A dinâmica é mais ou menos a seguinte: no primeiro filme, você problematiza tudo que parece  – e que realmente chega a – ser extremamente errado. No segundo, já sem muitas esperanças, é possível que você tenha aberto mão de parte do senso crítico e aceitado a galhofa (ainda que alguns “ápices” de conflito pareçam bizarros e inaceitáveis). Chegando ao terceiro filme, além de você ser um verdadeiro guerreiro(a), também pode ter aceitado o potencial cômico de 50 Tons.

Vamos relembrar as produções The Room e Sharknado. The Room, considerado um dos piores filmes da história pelo público cinéfilo, precisou de pouco mais de uma década para ter sua tosquice e potencial cômico absurdo reconhecido – o longa, de 2003, acaba de ser revisitado em Artista do Desastre, filme que recebeu a indicação de Melhor Roteiro Adaptado no Oscar 2018. Já Sharknado se tornou uma franquia “ame-a ou deixe-a”. Eu, particularmente, sou da opinião de que aquela cena em que o protagonista é engolido pelo tubarão voador e depois consegue sair do estômago do bicho, e ainda salvar a moça que foi engolida anteriormente, é uma obra-prima às avessas.

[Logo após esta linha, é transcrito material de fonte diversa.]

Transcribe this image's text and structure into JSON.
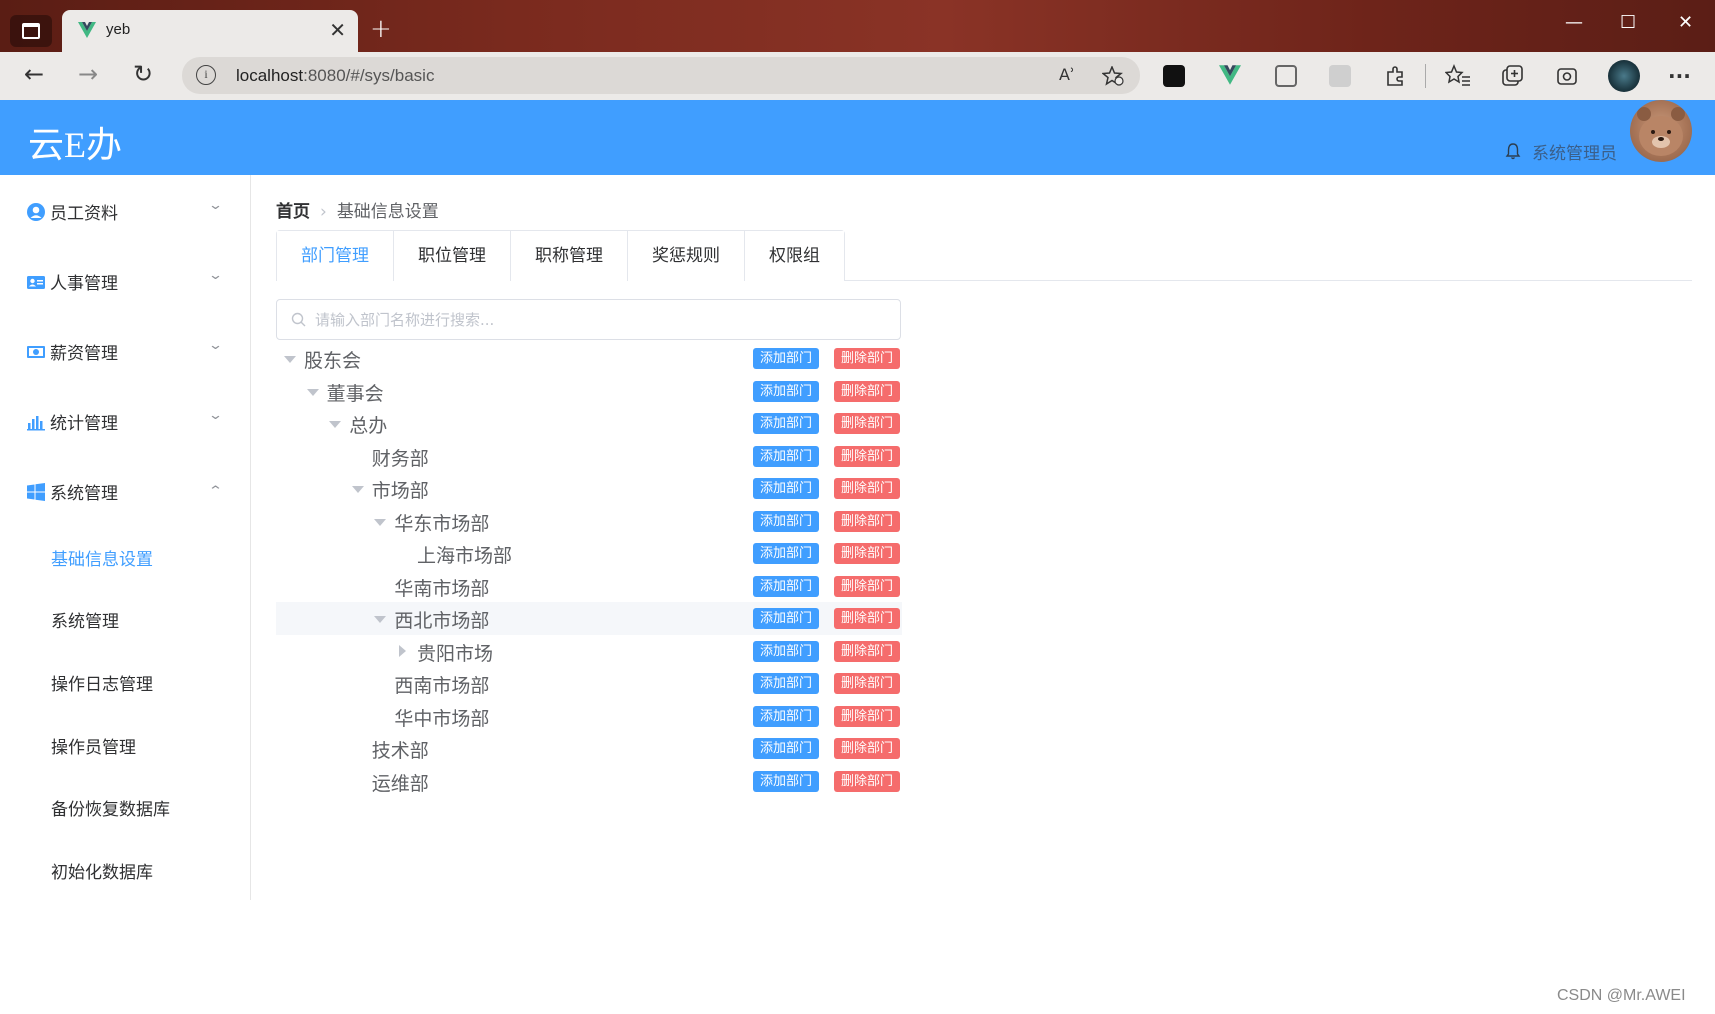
{
  "browser": {
    "tab_title": "yeb",
    "close_glyph": "✕",
    "new_tab_glyph": "+",
    "url_host": "localhost",
    "url_rest": ":8080/#/sys/basic",
    "info_glyph": "i",
    "read_aloud_glyph": "Aʾ",
    "minimize_glyph": "—",
    "maximize_glyph": "☐",
    "close_window_glyph": "✕",
    "back_glyph": "←",
    "forward_glyph": "→",
    "refresh_glyph": "↻",
    "more_glyph": "···"
  },
  "header": {
    "logo": "云E办",
    "username": "系统管理员"
  },
  "sidebar": {
    "menus": [
      {
        "label": "员工资料",
        "icon": "user-circle-icon",
        "arrow": "⌄"
      },
      {
        "label": "人事管理",
        "icon": "id-card-icon",
        "arrow": "⌄"
      },
      {
        "label": "薪资管理",
        "icon": "money-icon",
        "arrow": "⌄"
      },
      {
        "label": "统计管理",
        "icon": "bar-chart-icon",
        "arrow": "⌄"
      },
      {
        "label": "系统管理",
        "icon": "windows-icon",
        "arrow": "⌃"
      }
    ],
    "submenu": [
      {
        "label": "基础信息设置",
        "active": true
      },
      {
        "label": "系统管理"
      },
      {
        "label": "操作日志管理"
      },
      {
        "label": "操作员管理"
      },
      {
        "label": "备份恢复数据库"
      },
      {
        "label": "初始化数据库"
      }
    ]
  },
  "breadcrumb": {
    "home": "首页",
    "separator": "›",
    "current": "基础信息设置"
  },
  "tabs": [
    {
      "label": "部门管理",
      "active": true
    },
    {
      "label": "职位管理"
    },
    {
      "label": "职称管理"
    },
    {
      "label": "奖惩规则"
    },
    {
      "label": "权限组"
    }
  ],
  "search": {
    "placeholder": "请输入部门名称进行搜索...",
    "value": ""
  },
  "tree": {
    "add_label": "添加部门",
    "delete_label": "删除部门",
    "nodes": [
      {
        "label": "股东会",
        "level": 0,
        "caret": "down"
      },
      {
        "label": "董事会",
        "level": 1,
        "caret": "down"
      },
      {
        "label": "总办",
        "level": 2,
        "caret": "down"
      },
      {
        "label": "财务部",
        "level": 3,
        "caret": "none"
      },
      {
        "label": "市场部",
        "level": 3,
        "caret": "down"
      },
      {
        "label": "华东市场部",
        "level": 4,
        "caret": "down"
      },
      {
        "label": "上海市场部",
        "level": 5,
        "caret": "none"
      },
      {
        "label": "华南市场部",
        "level": 4,
        "caret": "none"
      },
      {
        "label": "西北市场部",
        "level": 4,
        "caret": "down",
        "highlight": true
      },
      {
        "label": "贵阳市场",
        "level": 5,
        "caret": "right"
      },
      {
        "label": "西南市场部",
        "level": 4,
        "caret": "none"
      },
      {
        "label": "华中市场部",
        "level": 4,
        "caret": "none"
      },
      {
        "label": "技术部",
        "level": 3,
        "caret": "none"
      },
      {
        "label": "运维部",
        "level": 3,
        "caret": "none"
      }
    ]
  },
  "watermark": "CSDN @Mr.AWEI",
  "colors": {
    "primary": "#409eff",
    "danger": "#f56c6c",
    "header_bg": "#409eff",
    "sidebar_text": "#303133",
    "tree_text": "#606266"
  }
}
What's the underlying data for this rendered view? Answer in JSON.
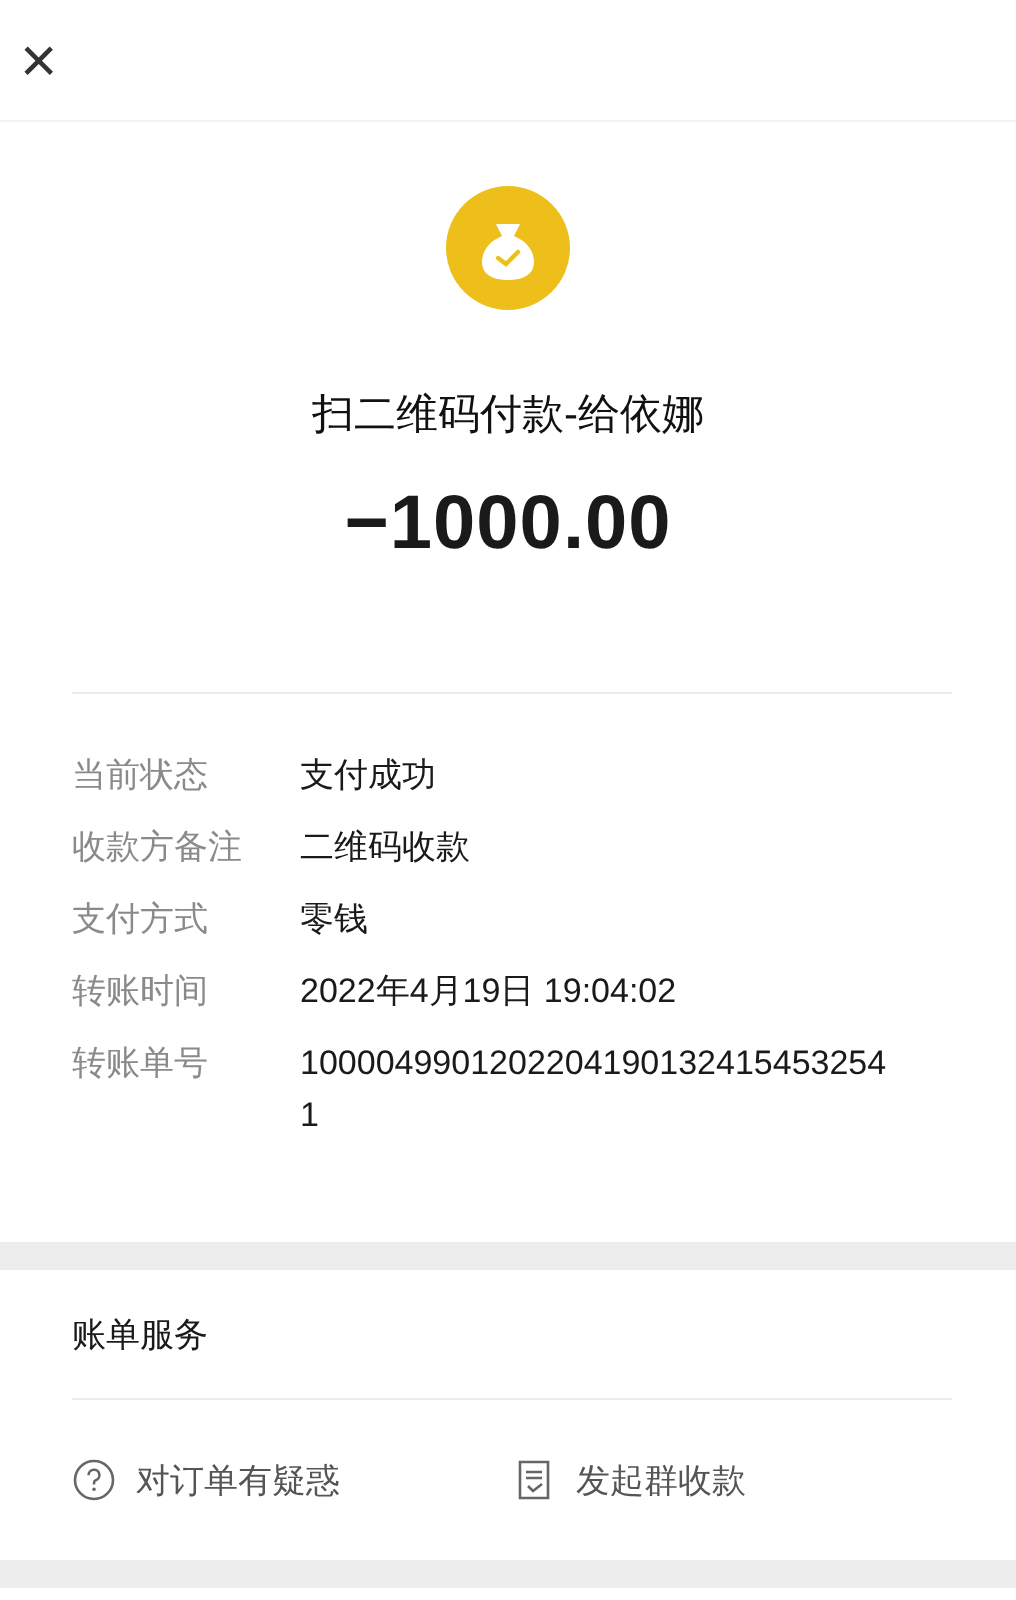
{
  "header": {
    "close": "×"
  },
  "payment": {
    "title": "扫二维码付款-给依娜",
    "amount": "−1000.00"
  },
  "details": [
    {
      "label": "当前状态",
      "value": "支付成功"
    },
    {
      "label": "收款方备注",
      "value": "二维码收款"
    },
    {
      "label": "支付方式",
      "value": "零钱"
    },
    {
      "label": "转账时间",
      "value": "2022年4月19日 19:04:02"
    },
    {
      "label": "转账单号",
      "value": "10000499012022041901324154532541"
    }
  ],
  "services": {
    "title": "账单服务",
    "actions": [
      {
        "kind": "question",
        "label": "对订单有疑惑"
      },
      {
        "kind": "split",
        "label": "发起群收款"
      }
    ]
  }
}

Sem dúvidas, 50 tons deve seguir um rumo semelhante. Impossível passar pelos três filmes da franquia sem ficar abismado a ponto de soltar gostosas e nervosas gargalhadas. Se esse for o seu caso, espectador, meus parabéns, pois você soube “tirar leite de pedra” e se divertir com essa experiência, no mínimo, inusitada.

 

*Nesta lista, o HuffPost listou nove curiosidades sobre Cinquenta Tons de Cinza. O terceiro item revela que Anastasia “cora” 111 vezes no decorrer do primeiro livro. Só me resta dizer que nós também coramos; de vergonha alheia.